Provided the first mathematical analysis of the neural activity which was proposed in 1943. S.C. Kleene explored how nerve nets and finite automata can represent events. This work significantly contributes to the fields of computer science and neuroscience by establishing foundational concepts in automata theory and neural networks.

## Dynamic Programming and a new formalism in the calculus of variations

In his 1954 paper “Dynamic Programming and a New Formalism in the Calculus of Variations” in the Proceedings of the National Academy of Sciences, R. Bellman introduces dynamic programming as a method for solving complex optimization problems. This approach significantly advances the calculus of variations by providing a systematic way to break down problems into simpler subproblems.

## Stochastic Gradient Descent.

Stochastic Gradient Descent (SGD) updates model parameters using single data points or small batches, making it computationally more efficient and faster for large datasets compared to traditional gradient descent, and its inherent randomness aids in escaping local minima and improving generalization, with enhancements like mini-batch, momentum, and adaptive methods further optimizing its performance in applications such as deep learning, reinforcement learning, and online learning.

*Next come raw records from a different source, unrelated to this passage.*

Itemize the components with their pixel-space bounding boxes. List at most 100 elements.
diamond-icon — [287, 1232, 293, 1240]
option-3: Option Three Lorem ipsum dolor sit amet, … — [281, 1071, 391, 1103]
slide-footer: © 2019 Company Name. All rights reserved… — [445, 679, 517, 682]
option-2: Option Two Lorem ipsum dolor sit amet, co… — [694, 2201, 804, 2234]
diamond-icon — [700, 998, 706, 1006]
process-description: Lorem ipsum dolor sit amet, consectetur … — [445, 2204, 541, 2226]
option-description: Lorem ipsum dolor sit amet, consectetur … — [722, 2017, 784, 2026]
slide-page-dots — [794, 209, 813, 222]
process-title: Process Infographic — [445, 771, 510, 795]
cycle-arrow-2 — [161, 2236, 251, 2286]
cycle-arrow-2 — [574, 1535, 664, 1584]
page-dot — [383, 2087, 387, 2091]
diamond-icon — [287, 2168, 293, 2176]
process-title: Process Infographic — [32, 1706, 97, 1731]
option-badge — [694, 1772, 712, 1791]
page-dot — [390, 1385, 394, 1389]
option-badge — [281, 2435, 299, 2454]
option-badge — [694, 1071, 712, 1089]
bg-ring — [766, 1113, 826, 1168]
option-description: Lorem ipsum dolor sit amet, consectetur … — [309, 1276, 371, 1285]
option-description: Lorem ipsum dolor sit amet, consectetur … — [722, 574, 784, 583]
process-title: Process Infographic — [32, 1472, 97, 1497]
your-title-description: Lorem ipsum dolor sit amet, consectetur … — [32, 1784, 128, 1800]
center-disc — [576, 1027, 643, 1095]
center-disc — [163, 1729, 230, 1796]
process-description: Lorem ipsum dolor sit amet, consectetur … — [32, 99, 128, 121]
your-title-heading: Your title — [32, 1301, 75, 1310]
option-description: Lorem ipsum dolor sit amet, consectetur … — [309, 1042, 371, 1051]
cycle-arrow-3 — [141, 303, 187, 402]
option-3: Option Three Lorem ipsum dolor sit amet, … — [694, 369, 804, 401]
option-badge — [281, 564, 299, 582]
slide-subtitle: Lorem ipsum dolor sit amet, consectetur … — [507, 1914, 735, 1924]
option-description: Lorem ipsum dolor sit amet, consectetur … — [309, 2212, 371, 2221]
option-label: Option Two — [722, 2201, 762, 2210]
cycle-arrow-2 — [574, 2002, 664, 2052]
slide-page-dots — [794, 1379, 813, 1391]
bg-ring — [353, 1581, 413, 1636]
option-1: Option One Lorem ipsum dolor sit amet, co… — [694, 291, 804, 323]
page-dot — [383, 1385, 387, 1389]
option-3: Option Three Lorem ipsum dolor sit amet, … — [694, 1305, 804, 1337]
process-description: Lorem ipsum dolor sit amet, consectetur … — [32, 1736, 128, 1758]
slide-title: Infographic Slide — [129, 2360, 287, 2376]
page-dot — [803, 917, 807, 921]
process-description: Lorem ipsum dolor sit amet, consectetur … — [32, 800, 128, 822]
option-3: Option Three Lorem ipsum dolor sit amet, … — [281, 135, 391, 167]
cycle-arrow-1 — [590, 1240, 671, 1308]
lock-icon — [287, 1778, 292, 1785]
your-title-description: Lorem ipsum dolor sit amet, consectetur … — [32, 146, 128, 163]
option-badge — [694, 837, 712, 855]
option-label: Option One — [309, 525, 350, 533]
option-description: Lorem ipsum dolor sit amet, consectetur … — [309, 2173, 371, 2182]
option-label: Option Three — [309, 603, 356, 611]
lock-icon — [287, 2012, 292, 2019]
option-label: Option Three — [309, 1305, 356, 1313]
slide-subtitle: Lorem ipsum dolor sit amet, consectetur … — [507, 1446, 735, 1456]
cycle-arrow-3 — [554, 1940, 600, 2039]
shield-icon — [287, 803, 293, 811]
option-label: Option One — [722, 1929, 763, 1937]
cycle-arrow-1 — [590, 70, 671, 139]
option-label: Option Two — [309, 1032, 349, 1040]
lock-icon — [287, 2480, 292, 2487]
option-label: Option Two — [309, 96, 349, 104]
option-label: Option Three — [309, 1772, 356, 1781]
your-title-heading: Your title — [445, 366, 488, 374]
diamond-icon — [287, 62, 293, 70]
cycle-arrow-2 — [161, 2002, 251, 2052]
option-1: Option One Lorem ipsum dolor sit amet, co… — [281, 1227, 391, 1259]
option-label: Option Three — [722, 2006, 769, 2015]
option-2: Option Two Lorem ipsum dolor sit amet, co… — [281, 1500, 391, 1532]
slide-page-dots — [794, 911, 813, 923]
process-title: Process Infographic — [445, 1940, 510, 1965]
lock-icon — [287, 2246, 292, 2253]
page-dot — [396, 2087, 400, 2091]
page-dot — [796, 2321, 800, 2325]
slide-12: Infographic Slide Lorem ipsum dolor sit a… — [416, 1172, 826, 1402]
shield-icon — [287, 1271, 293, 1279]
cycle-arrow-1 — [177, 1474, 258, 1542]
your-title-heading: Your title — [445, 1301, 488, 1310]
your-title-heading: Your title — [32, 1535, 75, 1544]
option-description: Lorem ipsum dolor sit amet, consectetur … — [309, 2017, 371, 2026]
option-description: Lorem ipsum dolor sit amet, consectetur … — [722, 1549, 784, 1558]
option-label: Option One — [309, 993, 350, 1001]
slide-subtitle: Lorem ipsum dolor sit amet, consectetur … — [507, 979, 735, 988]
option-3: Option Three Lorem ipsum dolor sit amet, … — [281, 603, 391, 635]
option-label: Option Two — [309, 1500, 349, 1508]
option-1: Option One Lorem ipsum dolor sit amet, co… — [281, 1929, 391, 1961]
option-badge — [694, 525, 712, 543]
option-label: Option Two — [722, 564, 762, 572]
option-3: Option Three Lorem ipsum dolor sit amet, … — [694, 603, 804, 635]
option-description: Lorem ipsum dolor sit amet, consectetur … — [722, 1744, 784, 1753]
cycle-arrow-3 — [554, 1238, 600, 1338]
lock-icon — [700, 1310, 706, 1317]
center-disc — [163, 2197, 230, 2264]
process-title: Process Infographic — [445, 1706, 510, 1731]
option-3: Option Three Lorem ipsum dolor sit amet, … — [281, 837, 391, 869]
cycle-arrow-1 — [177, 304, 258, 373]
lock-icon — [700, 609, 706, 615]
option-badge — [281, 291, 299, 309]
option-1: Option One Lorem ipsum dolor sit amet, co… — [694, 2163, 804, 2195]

## Turing Proposes his Test for thinking

In this work, Alan Turing pondered the question whether machines can think. The novelty of his approach was to avoid a quicksand of thinking, and instead propose an equivalent 'test'. The idea was to include a human interrogator that would communicate with the interogees through a machine written text, and based on that interaction is supposed to judge who of the interogees is a man and who is a woman (in the original proposition). The same idea translates immediately to distinguishing between a human and a machine. Our approach in the Turing Game expands Turing's idea.

## Intelligent Machinery

Alan Turing, in his exploration of artificial intelligence and machine learning, introduced the concept of a system that operates based on principles similar to the “Law of Effect,” which he referred to as the “pleasure-pain system”.

## Gradient descent technique

Gradient descent is a method for unconstrained mathematical optimization. It is a first-order iterative algorithm for finding a local minimum of a differentiable multivariate function.

## Chain Rule of Differential Calculus

Gottfried Wilhelm Leibniz developed the chain rule, which is a crucial part of todays' optimization algorithms. It is a key ingredient of backpropagation, present in all supervised learning of neural networks.